Video people use firewire drives and firewire audio devices at the same time too. They use the expresscard slot for reading and writing SxS at high speed, and also for specialist pro equipment.

If people really wanted an SD card reader, they could've just bought one for the expresscard slot.

The real test, though, is if people switch to Windows, or go for the 17", which still has expresscard. Is it really the hardware that matters, or is it software. If it's hardware, they'll switch. I'm not switching any time soon.

Tuesday 9 June 2009

Python: Finding out if a class is a subclass of a class

I needed to find out whether a class was a subclass of another. Googling, I found a message by Armin Rigo on the Python-Dev mailing list with this line :
    for basecls in type(obj).__mro__:

A quick look squizz at __mro__, enough to see that it represents 'method resolution order'. (I'll look in more details at some point, but that phrase was enough for now). A bit of a distillation at the Python command line, and I end up with this simple test/condition:
    <ParentClass> in <ChildClass>.__mro__

Monday 1 June 2009

Determine current stack depth

If anyone knows of a better way to do this, do let me know...

The test harness I'm writing produces a lot of logging information. It's necessary to record what test are doing, where they fail etc, so that we can investigate and not just produce yet more useless metrics.

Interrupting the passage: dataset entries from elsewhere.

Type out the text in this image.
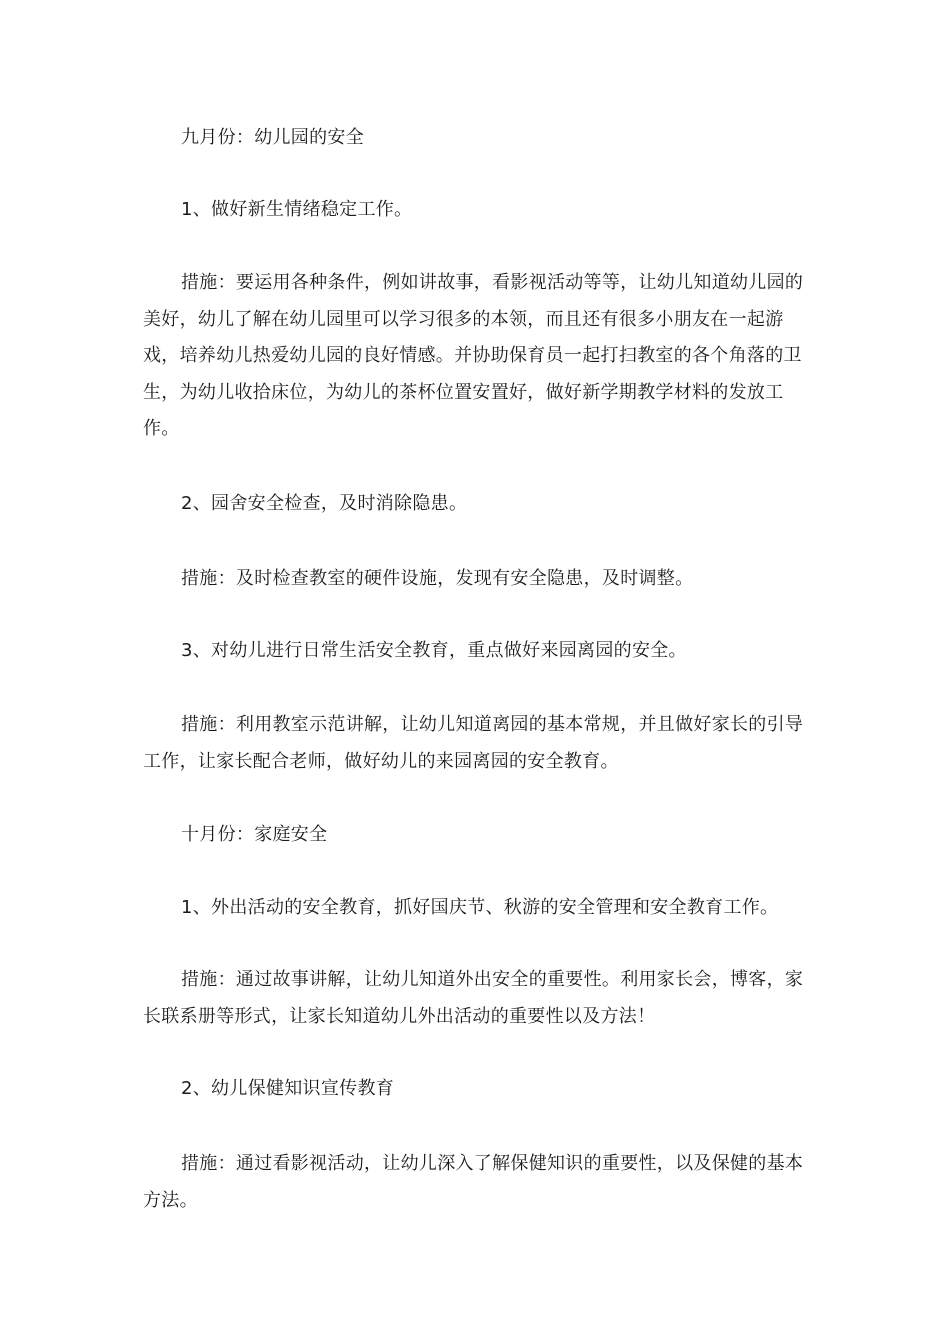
九月份：幼儿园的安全

1、做好新生情绪稳定工作。

措施：要运用各种条件，例如讲故事，看影视活动等等，让幼儿知道幼儿园的美好，幼儿了解在幼儿园里可以学习很多的本领，而且还有很多小朋友在一起游戏，培养幼儿热爱幼儿园的良好情感。并协助保育员一起打扫教室的各个角落的卫生，为幼儿收拾床位，为幼儿的茶杯位置安置好，做好新学期教学材料的发放工作。

2、园舍安全检查，及时消除隐患。

措施：及时检查教室的硬件设施，发现有安全隐患，及时调整。

3、对幼儿进行日常生活安全教育，重点做好来园离园的安全。

措施：利用教室示范讲解，让幼儿知道离园的基本常规，并且做好家长的引导工作，让家长配合老师，做好幼儿的来园离园的安全教育。

十月份：家庭安全

1、外出活动的安全教育，抓好国庆节、秋游的安全管理和安全教育工作。

措施：通过故事讲解，让幼儿知道外出安全的重要性。利用家长会，博客，家长联系册等形式，让家长知道幼儿外出活动的重要性以及方法！

2、幼儿保健知识宣传教育

措施：通过看影视活动，让幼儿深入了解保健知识的重要性，以及保健的基本方法。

One of the things I found myself doing was adding indentation so that the test cases, sub tests and test steps etc were shown with increasing indentation. As with source code, it makes the scope of the test results easier to follow.

The more I was adding this by hand, the more I though that maybe there was a better way to do things. I'm probably going to so something a little more intelligent, but for now I've gone with indenting my logs according to the call depth of the function that writes the log string.

At a fairly high level, there is a routine to print to the console and to a log file. References to this cascade through the code, so that this one function is the one that actually gets called when logging :

def printAndLog(self, logText):
print logText
self.log(logText)


All I need to do is determine the stack depth:
def callDepth():
depth = 0
while True:
try:
sys._getframe(depth)
depth +=1
except:
return depth - 1

and use it to add indentation...
def printAndLog(self, logText):
logText = ' ' * self.callDepth() + logText
print logText
self.log(logText)

Not sure that it's entirely legit to be calling _getframe, but it's working at the moment, and I'm not doing anything with the returned frames anyway.